For most victims, the support of solicitors and barristers are essential in the pursuit of the financial compensation that they should be entitled to. However, claimants face a complex system of funding options created by the Ministry of Justice, which are acting to restrict the potential access to justice for victims.
Previously, access to legal counsel was widely available through Legal Aid and the subsequent introduction of ‘no win no fee agreements’. However, this innovation gave rise to criticism of high costs accrued in these cases, that insurers had to foot the bill for. In an attempt to tackle the high costs of injury claims, Legal Aid was withdrawn in 2013, which gave lawyers the opportunity to secure fees through no-win, no fee opportunities and damages-based agreements. However, again over time these funding arrangements have faced criticism over high costs.
Since then, the Ministry of Justice and the Court have slowly been eroding funding options, to supposedly reduce the cost of such injury claims with the introduction of the low value claims portal for Employer Liability/Public Liability and Road Traffic Accident, introduced in July 2013 for claims valued up to £25,0000.
This portal established fixed costs according to claim value. For example, for an employer liability claim, valued at under £25,000 and settled prior to the issue of proceedings for £20,000, in the highest complexity band, a lawyer would be entitled to recover £3,097.00 plus an amount equivalent to 10% of any damages over £10,000. Unfortunately, firms quickly realised that it was near impossible to take on and service cases within this fixed cost model.
With law firms expected to take on and resolve a high volume of these cases, the portal’s model was simply not workable. Consequently, victims of injury are being turned away and finding that the choice of legal services available has become more limited.
From 1 October 2023, victims suffered a further blow with the extension of the Fixed Cost Regime. This reform introduced a new intermediate track, to incorporate claims valued between £25,000 and £100,000, to apparently address so-called ‘uncomplicated’ personal injury claims.
The change was designed to give certainty of the maximum costs the losing party will have to pay in advance, and to improve access to justice, whilst controlling legal costs across litigation and ensuring proportionality. However, in reality it is unlikely that the costs provided for will cover the actual costs of running personal injury claims. Instead, it acts to deny genuine victims of injury access to justice for a legitimate claim. This is because the intermediate track is so cost-inadequate, that firms seeking a fair commercial return will not be able to offer a full no win no fee agreement to clients. This is because even where the client wins, the potential recoveries are not proportionate to the work required to support the claim.
If law firms are to survive, they will have to give consideration to adjusting their fee structure and may be forced to charge clients the shortfall in solicitor/client costs and the costs allowed by the fixed costs regime. Alternatively, some providers may decline to take on personal injury claims where the value is considered to be below £100,000, if it is unlikely to be economically viable. Ultimately, firms for whom smaller claims are their bread and butter are likely to have to re-evaluate whether they can continue to operate on such reduced costs recovery, and will increasingly find it difficult to stay in business.
The expansion of the fixed cost regime has caused firms to question the offer of conditional free agreements for claims where the value of the potential damages is likely to be under £100,000. Firms may consider adjusting their fee structure such as asking Claimants to pay privately for part of the legal services to pursue their claim, to cover the shortfall in costs as a result of the fixed costs regime.

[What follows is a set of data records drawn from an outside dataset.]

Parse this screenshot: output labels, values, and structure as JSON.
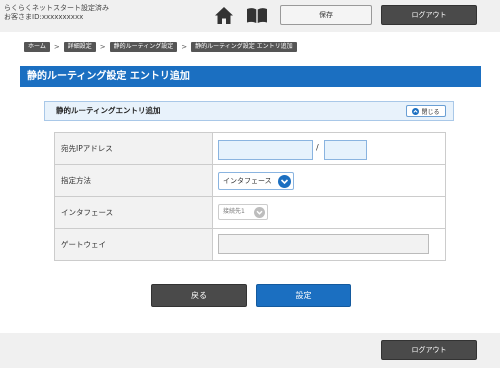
{
  "header": {
    "site_title": "らくらくネットスタート設定済み",
    "customer_label": "お客さまID:xxxxxxxxxx",
    "save_label": "保存",
    "logout_label": "ログアウト"
  },
  "breadcrumb": [
    {
      "label": "ホーム"
    },
    {
      "label": "詳細設定"
    },
    {
      "label": "静的ルーティング設定"
    },
    {
      "label": "静的ルーティング設定 エントリ追加"
    }
  ],
  "page": {
    "title": "静的ルーティング設定 エントリ追加"
  },
  "section": {
    "title": "静的ルーティングエントリ追加",
    "close_label": "閉じる"
  },
  "form": {
    "dest_ip_label": "宛先IPアドレス",
    "dest_ip_value": "",
    "slash": "/",
    "mask_value": "",
    "method_label": "指定方法",
    "method_selected": "インタフェース",
    "interface_label": "インタフェース",
    "interface_selected": "接続先1",
    "gateway_label": "ゲートウェイ",
    "gateway_value": ""
  },
  "actions": {
    "back_label": "戻る",
    "submit_label": "設定"
  },
  "footer": {
    "logout_label": "ログアウト"
  },
  "colors": {
    "brand_blue": "#1b6fc1",
    "dark_button": "#4a4a4a",
    "input_bg": "#e6f2fc"
  }
}
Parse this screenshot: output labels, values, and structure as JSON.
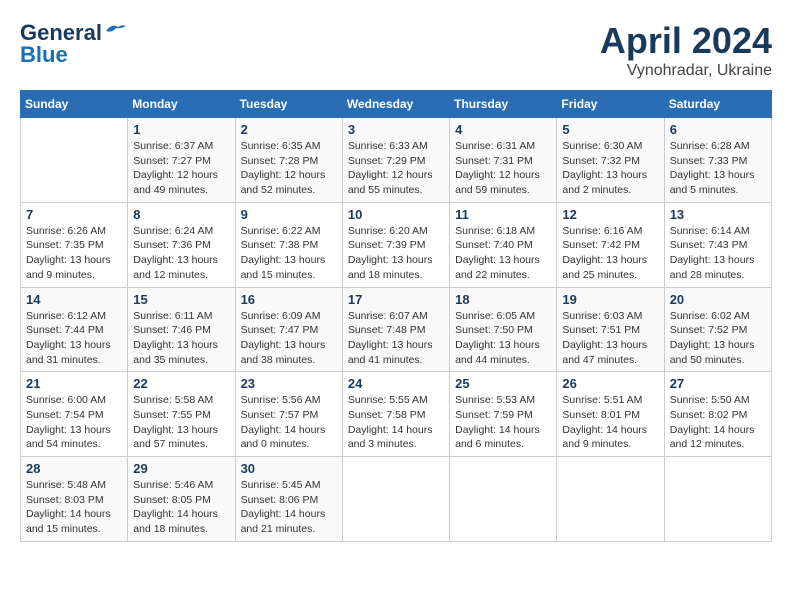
{
  "header": {
    "logo_line1": "General",
    "logo_line2": "Blue",
    "title": "April 2024",
    "subtitle": "Vynohradar, Ukraine"
  },
  "weekdays": [
    "Sunday",
    "Monday",
    "Tuesday",
    "Wednesday",
    "Thursday",
    "Friday",
    "Saturday"
  ],
  "weeks": [
    [
      {
        "day": "",
        "info": ""
      },
      {
        "day": "1",
        "info": "Sunrise: 6:37 AM\nSunset: 7:27 PM\nDaylight: 12 hours\nand 49 minutes."
      },
      {
        "day": "2",
        "info": "Sunrise: 6:35 AM\nSunset: 7:28 PM\nDaylight: 12 hours\nand 52 minutes."
      },
      {
        "day": "3",
        "info": "Sunrise: 6:33 AM\nSunset: 7:29 PM\nDaylight: 12 hours\nand 55 minutes."
      },
      {
        "day": "4",
        "info": "Sunrise: 6:31 AM\nSunset: 7:31 PM\nDaylight: 12 hours\nand 59 minutes."
      },
      {
        "day": "5",
        "info": "Sunrise: 6:30 AM\nSunset: 7:32 PM\nDaylight: 13 hours\nand 2 minutes."
      },
      {
        "day": "6",
        "info": "Sunrise: 6:28 AM\nSunset: 7:33 PM\nDaylight: 13 hours\nand 5 minutes."
      }
    ],
    [
      {
        "day": "7",
        "info": "Sunrise: 6:26 AM\nSunset: 7:35 PM\nDaylight: 13 hours\nand 9 minutes."
      },
      {
        "day": "8",
        "info": "Sunrise: 6:24 AM\nSunset: 7:36 PM\nDaylight: 13 hours\nand 12 minutes."
      },
      {
        "day": "9",
        "info": "Sunrise: 6:22 AM\nSunset: 7:38 PM\nDaylight: 13 hours\nand 15 minutes."
      },
      {
        "day": "10",
        "info": "Sunrise: 6:20 AM\nSunset: 7:39 PM\nDaylight: 13 hours\nand 18 minutes."
      },
      {
        "day": "11",
        "info": "Sunrise: 6:18 AM\nSunset: 7:40 PM\nDaylight: 13 hours\nand 22 minutes."
      },
      {
        "day": "12",
        "info": "Sunrise: 6:16 AM\nSunset: 7:42 PM\nDaylight: 13 hours\nand 25 minutes."
      },
      {
        "day": "13",
        "info": "Sunrise: 6:14 AM\nSunset: 7:43 PM\nDaylight: 13 hours\nand 28 minutes."
      }
    ],
    [
      {
        "day": "14",
        "info": "Sunrise: 6:12 AM\nSunset: 7:44 PM\nDaylight: 13 hours\nand 31 minutes."
      },
      {
        "day": "15",
        "info": "Sunrise: 6:11 AM\nSunset: 7:46 PM\nDaylight: 13 hours\nand 35 minutes."
      },
      {
        "day": "16",
        "info": "Sunrise: 6:09 AM\nSunset: 7:47 PM\nDaylight: 13 hours\nand 38 minutes."
      },
      {
        "day": "17",
        "info": "Sunrise: 6:07 AM\nSunset: 7:48 PM\nDaylight: 13 hours\nand 41 minutes."
      },
      {
        "day": "18",
        "info": "Sunrise: 6:05 AM\nSunset: 7:50 PM\nDaylight: 13 hours\nand 44 minutes."
      },
      {
        "day": "19",
        "info": "Sunrise: 6:03 AM\nSunset: 7:51 PM\nDaylight: 13 hours\nand 47 minutes."
      },
      {
        "day": "20",
        "info": "Sunrise: 6:02 AM\nSunset: 7:52 PM\nDaylight: 13 hours\nand 50 minutes."
      }
    ],
    [
      {
        "day": "21",
        "info": "Sunrise: 6:00 AM\nSunset: 7:54 PM\nDaylight: 13 hours\nand 54 minutes."
      },
      {
        "day": "22",
        "info": "Sunrise: 5:58 AM\nSunset: 7:55 PM\nDaylight: 13 hours\nand 57 minutes."
      },
      {
        "day": "23",
        "info": "Sunrise: 5:56 AM\nSunset: 7:57 PM\nDaylight: 14 hours\nand 0 minutes."
      },
      {
        "day": "24",
        "info": "Sunrise: 5:55 AM\nSunset: 7:58 PM\nDaylight: 14 hours\nand 3 minutes."
      },
      {
        "day": "25",
        "info": "Sunrise: 5:53 AM\nSunset: 7:59 PM\nDaylight: 14 hours\nand 6 minutes."
      },
      {
        "day": "26",
        "info": "Sunrise: 5:51 AM\nSunset: 8:01 PM\nDaylight: 14 hours\nand 9 minutes."
      },
      {
        "day": "27",
        "info": "Sunrise: 5:50 AM\nSunset: 8:02 PM\nDaylight: 14 hours\nand 12 minutes."
      }
    ],
    [
      {
        "day": "28",
        "info": "Sunrise: 5:48 AM\nSunset: 8:03 PM\nDaylight: 14 hours\nand 15 minutes."
      },
      {
        "day": "29",
        "info": "Sunrise: 5:46 AM\nSunset: 8:05 PM\nDaylight: 14 hours\nand 18 minutes."
      },
      {
        "day": "30",
        "info": "Sunrise: 5:45 AM\nSunset: 8:06 PM\nDaylight: 14 hours\nand 21 minutes."
      },
      {
        "day": "",
        "info": ""
      },
      {
        "day": "",
        "info": ""
      },
      {
        "day": "",
        "info": ""
      },
      {
        "day": "",
        "info": ""
      }
    ]
  ]
}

Although the Fixed Recoverable Cost Regime currently only applies to Personal injury cases, there are proposals for the Regime to be extended to Clinical Negligence claims, with the original proposal for the Regime to be rolled out to claims valued between £1,501 and £25,000 by April 2024. This has since been delayed as there are calls from various bodies, including the Association of Consumer Support Organisations, for the reform to be delayed or dropped altogether.

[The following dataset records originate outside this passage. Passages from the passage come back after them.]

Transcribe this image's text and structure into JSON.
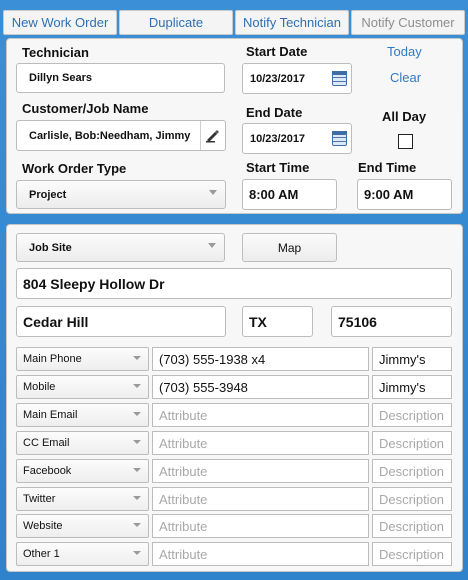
{
  "toolbar": {
    "new_work_order": "New Work Order",
    "duplicate": "Duplicate",
    "notify_technician": "Notify Technician",
    "notify_customer": "Notify Customer"
  },
  "form": {
    "technician_label": "Technician",
    "technician_value": "Dillyn Sears",
    "customer_label": "Customer/Job Name",
    "customer_value": "Carlisle, Bob:Needham, Jimmy",
    "type_label": "Work Order Type",
    "type_value": "Project",
    "start_date_label": "Start Date",
    "start_date_value": "10/23/2017",
    "end_date_label": "End Date",
    "end_date_value": "10/23/2017",
    "start_time_label": "Start Time",
    "start_time_value": "8:00 AM",
    "end_time_label": "End Time",
    "end_time_value": "9:00 AM",
    "today_link": "Today",
    "clear_link": "Clear",
    "all_day_label": "All Day",
    "all_day_checked": false
  },
  "site": {
    "location_select": "Job Site",
    "map_button": "Map",
    "address": "804 Sleepy Hollow Dr",
    "city": "Cedar Hill",
    "state": "TX",
    "zip": "75106"
  },
  "contacts": [
    {
      "type": "Main Phone",
      "value": "(703) 555-1938 x4",
      "desc": "Jimmy's"
    },
    {
      "type": "Mobile",
      "value": "(703) 555-3948",
      "desc": "Jimmy's"
    },
    {
      "type": "Main Email",
      "value": "",
      "desc": ""
    },
    {
      "type": "CC Email",
      "value": "",
      "desc": ""
    },
    {
      "type": "Facebook",
      "value": "",
      "desc": ""
    },
    {
      "type": "Twitter",
      "value": "",
      "desc": ""
    },
    {
      "type": "Website",
      "value": "",
      "desc": ""
    },
    {
      "type": "Other 1",
      "value": "",
      "desc": ""
    }
  ],
  "placeholders": {
    "attribute": "Attribute",
    "description": "Description"
  }
}
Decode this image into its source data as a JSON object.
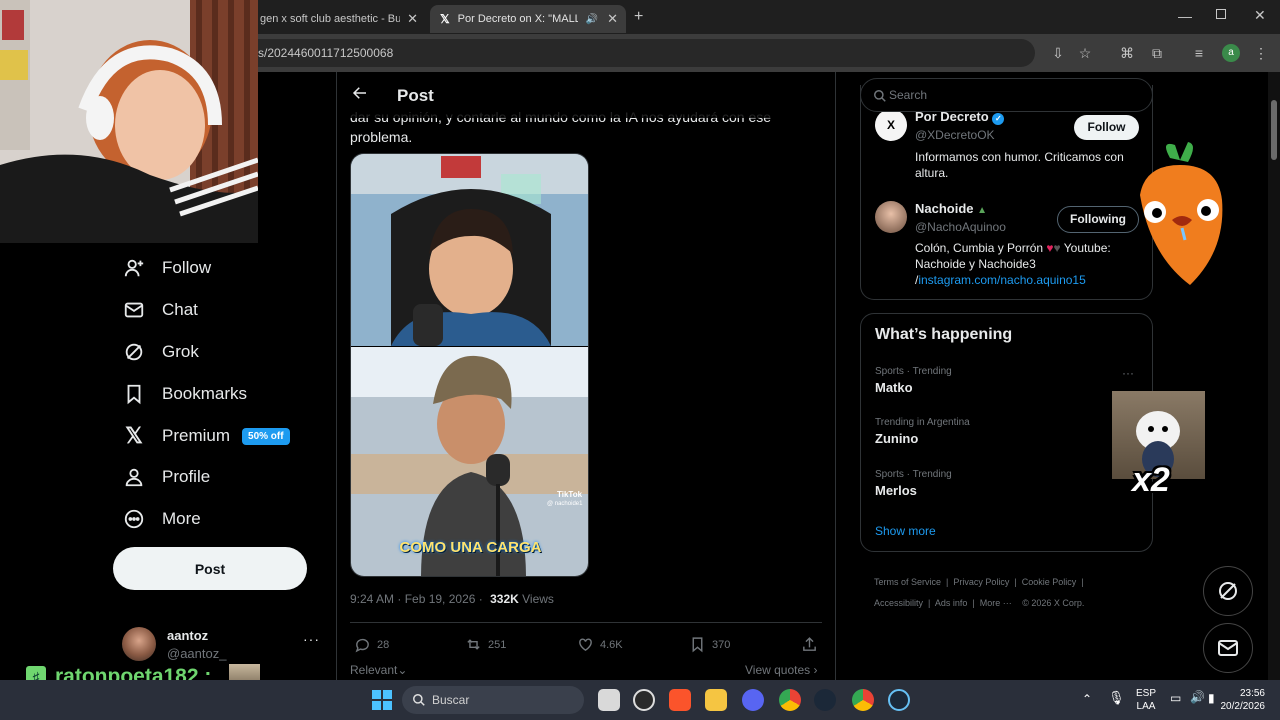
{
  "browser": {
    "tabs": [
      {
        "title": "gen x soft club aesthetic - Busc",
        "active": false
      },
      {
        "title": "Por Decreto on X: \"MALL",
        "active": true
      }
    ],
    "url": "s/2024460011712500068",
    "window_buttons": [
      "minimize",
      "maximize",
      "close"
    ]
  },
  "nav": {
    "items": [
      {
        "label": "Follow",
        "icon": "person-add-icon"
      },
      {
        "label": "Chat",
        "icon": "mail-icon"
      },
      {
        "label": "Grok",
        "icon": "grok-icon"
      },
      {
        "label": "Bookmarks",
        "icon": "bookmark-icon"
      },
      {
        "label": "Premium",
        "icon": "x-logo-icon",
        "badge": "50% off"
      },
      {
        "label": "Profile",
        "icon": "person-icon"
      },
      {
        "label": "More",
        "icon": "more-circle-icon"
      }
    ],
    "post_button": "Post",
    "account": {
      "name": "aantoz",
      "handle": "@aantoz_"
    }
  },
  "post": {
    "header": "Post",
    "text_line1": "dar su opinión, y contarle al mundo como la IA nos ayudará con ese",
    "text_line2": "problema.",
    "image_caption": "COMO UNA CARGA",
    "image_watermark": "TikTok",
    "image_watermark_user": "@ nachoide1",
    "time": "9:24 AM · Feb 19, 2026 ·",
    "views_count": "332K",
    "views_label": "Views",
    "actions": {
      "replies": "28",
      "reposts": "251",
      "likes": "4.6K",
      "bookmarks": "370"
    },
    "sort_label": "Relevant",
    "view_quotes": "View quotes"
  },
  "sidebar": {
    "search_placeholder": "Search",
    "accounts": [
      {
        "name": "Por Decreto",
        "handle": "@XDecretoOK",
        "bio": "Informamos con humor. Criticamos con altura.",
        "button": "Follow"
      },
      {
        "name": "Nachoide",
        "handle": "@NachoAquinoo",
        "bio_line1": "Colón, Cumbia y Porrón",
        "bio_line1b": "Youtube:",
        "bio_line2": "Nachoide y Nachoide3",
        "bio_line3_prefix": "/",
        "bio_link": "instagram.com/nacho.aquino15",
        "button": "Following"
      }
    ],
    "happening_title": "What’s happening",
    "trends": [
      {
        "meta": "Sports · Trending",
        "name": "Matko"
      },
      {
        "meta": "Trending in Argentina",
        "name": "Zunino"
      },
      {
        "meta": "Sports · Trending",
        "name": "Merlos"
      }
    ],
    "show_more": "Show more",
    "footer": [
      "Terms of Service",
      "Privacy Policy",
      "Cookie Policy",
      "Accessibility",
      "Ads info",
      "More ···",
      "© 2026 X Corp."
    ]
  },
  "overlay": {
    "chat_user": "ratonpoeta182 :",
    "sticker_text": "x2"
  },
  "taskbar": {
    "search_placeholder": "Buscar",
    "lang": "ESP",
    "lang2": "LAA",
    "time": "23:56",
    "date": "20/2/2026"
  },
  "colors": {
    "accent": "#1d9bf0",
    "background": "#000000",
    "border": "#2f3336",
    "muted": "#71767b"
  }
}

In line with concerns over the recoverability of costs in Personal Injury Claims, there are also significant arguments against the Regime being rolled out to Clinical Negligence claims. All Clinical Negligence claims, no matter how small in value, involve a degree of medical complexity and arguably are simply unsuitable to operate under a Fixed Cost Regime.

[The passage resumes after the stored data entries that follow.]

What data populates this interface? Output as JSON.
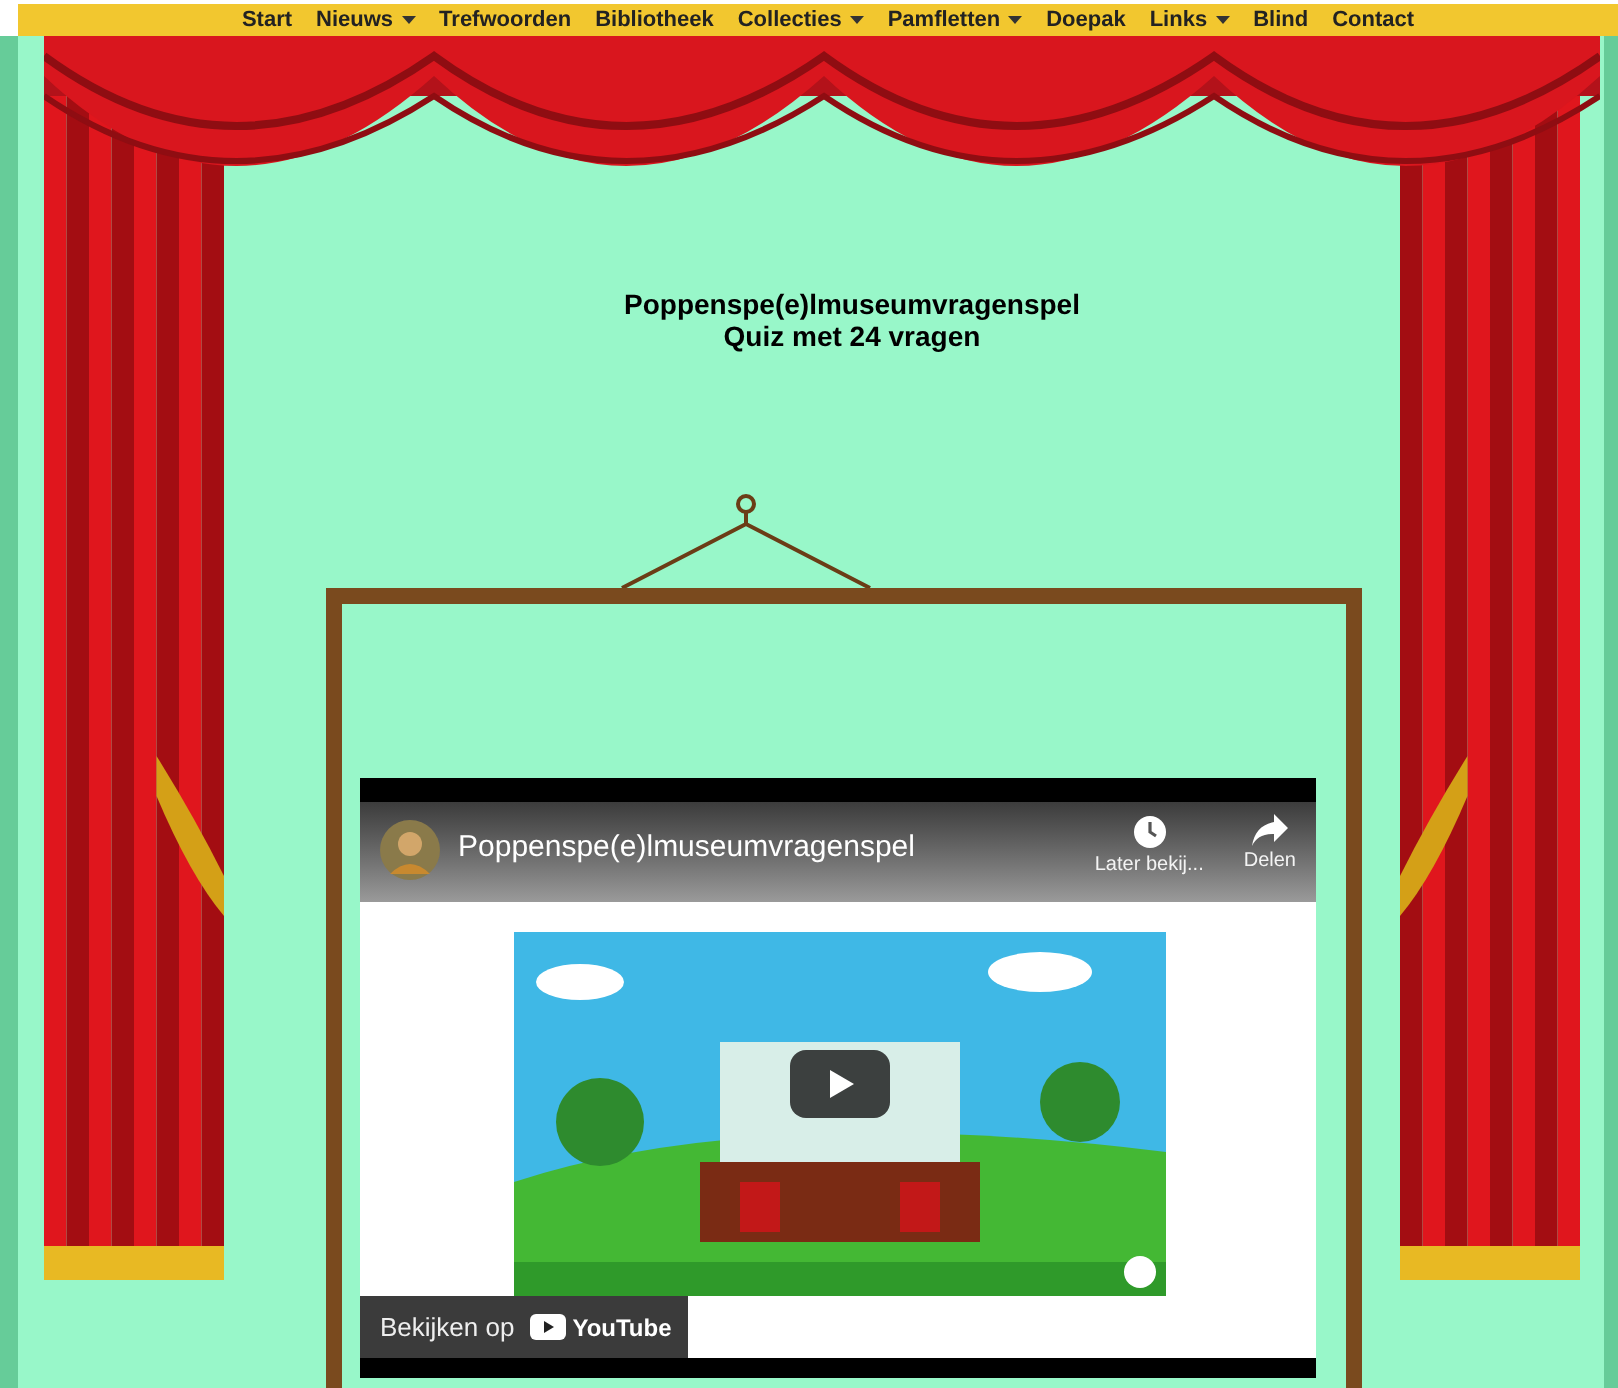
{
  "nav": [
    {
      "label": "Start",
      "dropdown": false
    },
    {
      "label": "Nieuws",
      "dropdown": true
    },
    {
      "label": "Trefwoorden",
      "dropdown": false
    },
    {
      "label": "Bibliotheek",
      "dropdown": false
    },
    {
      "label": "Collecties",
      "dropdown": true
    },
    {
      "label": "Pamfletten",
      "dropdown": true
    },
    {
      "label": "Doepak",
      "dropdown": false
    },
    {
      "label": "Links",
      "dropdown": true
    },
    {
      "label": "Blind",
      "dropdown": false
    },
    {
      "label": "Contact",
      "dropdown": false
    }
  ],
  "heading": [
    "Poppenspe(e)lmuseumvragenspel",
    "Quiz met 24 vragen"
  ],
  "video": {
    "title": "Poppenspe(e)lmuseumvragenspel",
    "actions": [
      {
        "kind": "watch_later",
        "label": "Later bekij..."
      },
      {
        "kind": "share",
        "label": "Delen"
      }
    ],
    "watch_on": "Bekijken op",
    "brand": "YouTube"
  }
}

In rolling out the Regime, it is likely that some Solicitors will consider it uneconomic to take on any clinical negligence case with a potential value of below £25,000, limiting the availability of legal advice and limiting a Claimant’s access to justice. In such a scenario, the insurers to such claims would be the only beneficiaries.
Despite the ever-changing legal structure of Personal Injury and Clinical Negligence, our team at Seddons GSC continue to assist client to navigate these complex legal systems and secure the compensation they are entitled to.